[lit-ideas] Re: Sunday Poem

  • From: David Ritchie <ritchierd@xxxxxxxxxxxxx>
  • To: lit-ideas@xxxxxxxxxxxxx
  • Date: Sun, 8 Apr 2007 11:38:46 -0700

The Bromley Cowboy

When I had puzzled it out, a listing on ebay for an "elephant nose bone sword"
this week strangely reminded me of Mull one day years ago when,
at the bottom of a cliff, I found the skull of a Highland Cow.
Over my father's objection I carried this home, which meant sweating it up the cliff and then onto the roof rack of our car, where it passed mile upon mile south to London.
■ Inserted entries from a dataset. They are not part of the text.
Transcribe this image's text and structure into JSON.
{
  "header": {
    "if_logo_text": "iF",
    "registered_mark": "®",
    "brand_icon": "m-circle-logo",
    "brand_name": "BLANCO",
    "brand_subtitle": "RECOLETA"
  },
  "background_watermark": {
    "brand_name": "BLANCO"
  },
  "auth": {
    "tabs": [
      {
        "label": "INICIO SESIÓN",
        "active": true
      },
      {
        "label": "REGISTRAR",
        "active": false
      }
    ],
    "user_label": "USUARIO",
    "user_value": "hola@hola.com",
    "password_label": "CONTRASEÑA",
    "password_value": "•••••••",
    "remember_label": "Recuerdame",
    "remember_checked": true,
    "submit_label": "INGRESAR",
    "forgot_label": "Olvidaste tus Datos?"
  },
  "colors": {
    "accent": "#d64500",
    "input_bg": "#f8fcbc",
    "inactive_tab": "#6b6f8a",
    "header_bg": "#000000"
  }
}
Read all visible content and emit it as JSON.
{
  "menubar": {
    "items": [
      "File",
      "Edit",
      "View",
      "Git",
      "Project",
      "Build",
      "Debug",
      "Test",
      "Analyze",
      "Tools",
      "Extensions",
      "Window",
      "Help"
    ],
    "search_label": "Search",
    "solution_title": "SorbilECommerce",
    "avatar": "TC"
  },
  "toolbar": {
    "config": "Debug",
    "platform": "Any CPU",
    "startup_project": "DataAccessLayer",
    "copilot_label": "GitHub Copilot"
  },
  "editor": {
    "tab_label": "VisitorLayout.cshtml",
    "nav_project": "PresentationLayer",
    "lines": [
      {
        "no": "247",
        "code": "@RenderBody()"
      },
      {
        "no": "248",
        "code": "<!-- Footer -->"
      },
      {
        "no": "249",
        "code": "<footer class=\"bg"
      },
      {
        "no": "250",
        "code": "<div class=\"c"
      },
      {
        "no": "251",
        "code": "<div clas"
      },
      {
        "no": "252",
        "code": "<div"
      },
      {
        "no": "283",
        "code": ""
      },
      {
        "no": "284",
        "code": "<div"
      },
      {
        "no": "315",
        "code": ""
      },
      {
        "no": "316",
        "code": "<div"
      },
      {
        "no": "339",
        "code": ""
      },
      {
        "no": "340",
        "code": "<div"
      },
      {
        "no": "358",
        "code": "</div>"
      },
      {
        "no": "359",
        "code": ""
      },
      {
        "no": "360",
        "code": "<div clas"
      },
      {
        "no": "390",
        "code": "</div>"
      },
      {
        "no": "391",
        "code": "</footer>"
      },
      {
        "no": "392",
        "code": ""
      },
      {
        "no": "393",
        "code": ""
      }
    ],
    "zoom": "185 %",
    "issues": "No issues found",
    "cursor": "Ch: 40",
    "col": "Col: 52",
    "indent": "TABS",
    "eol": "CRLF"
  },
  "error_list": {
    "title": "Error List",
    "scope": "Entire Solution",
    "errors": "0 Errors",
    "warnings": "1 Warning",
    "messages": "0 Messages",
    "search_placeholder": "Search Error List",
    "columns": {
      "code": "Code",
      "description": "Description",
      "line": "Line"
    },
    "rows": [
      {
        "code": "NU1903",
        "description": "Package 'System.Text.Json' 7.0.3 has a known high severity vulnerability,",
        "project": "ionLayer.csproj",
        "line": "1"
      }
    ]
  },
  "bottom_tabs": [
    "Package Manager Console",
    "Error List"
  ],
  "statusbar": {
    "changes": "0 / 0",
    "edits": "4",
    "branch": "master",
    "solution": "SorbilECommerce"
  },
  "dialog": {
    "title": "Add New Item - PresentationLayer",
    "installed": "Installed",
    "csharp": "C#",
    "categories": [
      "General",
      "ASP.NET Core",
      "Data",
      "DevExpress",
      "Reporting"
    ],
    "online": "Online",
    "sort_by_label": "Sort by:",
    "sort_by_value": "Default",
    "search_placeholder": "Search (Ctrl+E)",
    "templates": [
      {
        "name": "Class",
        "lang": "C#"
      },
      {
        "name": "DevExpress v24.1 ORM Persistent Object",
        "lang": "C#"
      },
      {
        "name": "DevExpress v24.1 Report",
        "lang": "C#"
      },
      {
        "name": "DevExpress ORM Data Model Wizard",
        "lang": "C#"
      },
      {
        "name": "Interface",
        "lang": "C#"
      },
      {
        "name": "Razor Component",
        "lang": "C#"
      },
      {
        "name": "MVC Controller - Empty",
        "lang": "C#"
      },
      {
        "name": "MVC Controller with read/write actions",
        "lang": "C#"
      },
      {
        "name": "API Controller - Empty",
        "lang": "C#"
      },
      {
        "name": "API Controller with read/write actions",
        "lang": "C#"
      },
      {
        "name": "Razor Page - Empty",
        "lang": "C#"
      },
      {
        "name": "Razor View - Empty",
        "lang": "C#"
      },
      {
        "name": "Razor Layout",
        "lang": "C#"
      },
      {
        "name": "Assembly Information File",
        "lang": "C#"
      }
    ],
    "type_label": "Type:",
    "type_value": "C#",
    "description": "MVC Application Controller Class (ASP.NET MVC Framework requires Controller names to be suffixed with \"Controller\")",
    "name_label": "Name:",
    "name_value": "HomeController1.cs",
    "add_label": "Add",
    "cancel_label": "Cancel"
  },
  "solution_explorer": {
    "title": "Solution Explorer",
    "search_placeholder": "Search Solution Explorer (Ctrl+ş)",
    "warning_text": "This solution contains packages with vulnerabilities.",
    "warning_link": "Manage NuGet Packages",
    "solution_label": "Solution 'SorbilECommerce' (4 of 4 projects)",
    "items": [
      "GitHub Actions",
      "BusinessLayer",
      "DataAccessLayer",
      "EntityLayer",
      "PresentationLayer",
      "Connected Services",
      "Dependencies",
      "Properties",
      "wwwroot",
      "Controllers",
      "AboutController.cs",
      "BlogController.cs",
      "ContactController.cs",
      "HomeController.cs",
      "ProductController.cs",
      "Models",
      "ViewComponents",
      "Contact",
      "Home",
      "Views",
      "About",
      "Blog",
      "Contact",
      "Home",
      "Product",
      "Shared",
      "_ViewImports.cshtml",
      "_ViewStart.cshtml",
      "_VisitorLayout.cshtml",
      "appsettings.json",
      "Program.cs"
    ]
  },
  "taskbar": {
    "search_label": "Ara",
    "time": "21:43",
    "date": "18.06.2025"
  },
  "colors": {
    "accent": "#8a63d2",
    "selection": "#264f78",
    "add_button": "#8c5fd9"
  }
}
For want of anything smarter,
with a dry cleaning hanger,
I wired it to my Dad's garage.

I took it down, to board a plane to America.
In customs I was asked if I knew how common cows
hereabouts are.

To give the man his due,
he let it through.

The bone moved with me from Western home to Western home until one day a handyman or painter,
asked if I might consider selling it, to his father, a collector.
"No," I said.
Unambiguously.

A good while later,
when next I sought the skull--
well how often do *you* feel the need,
a soliloquy coming on?--
it was gone.

(Now here is where, if I had any Latin,
I'd put a tag in
on recurring thoughts about
the evanescence of
possession.
And maybe also bits concerning
the ups and downs of prepositions.)

What remains to me now, apart from my apparent and somewhat peculiar sensitivity to nose bone sword ads,
is some bark of horn,
an outer covering I didn't know existed,
until I found it near where the rack was last seen.

"CSI my back yard."

Unable to escape my London Scottish roots,
and like some sort of suburban Viking, "dun-roamin',"
I have now mounted this residual lump on length of copper,
cheap signifier of sculpture,
and frail marker for my feeble wrath.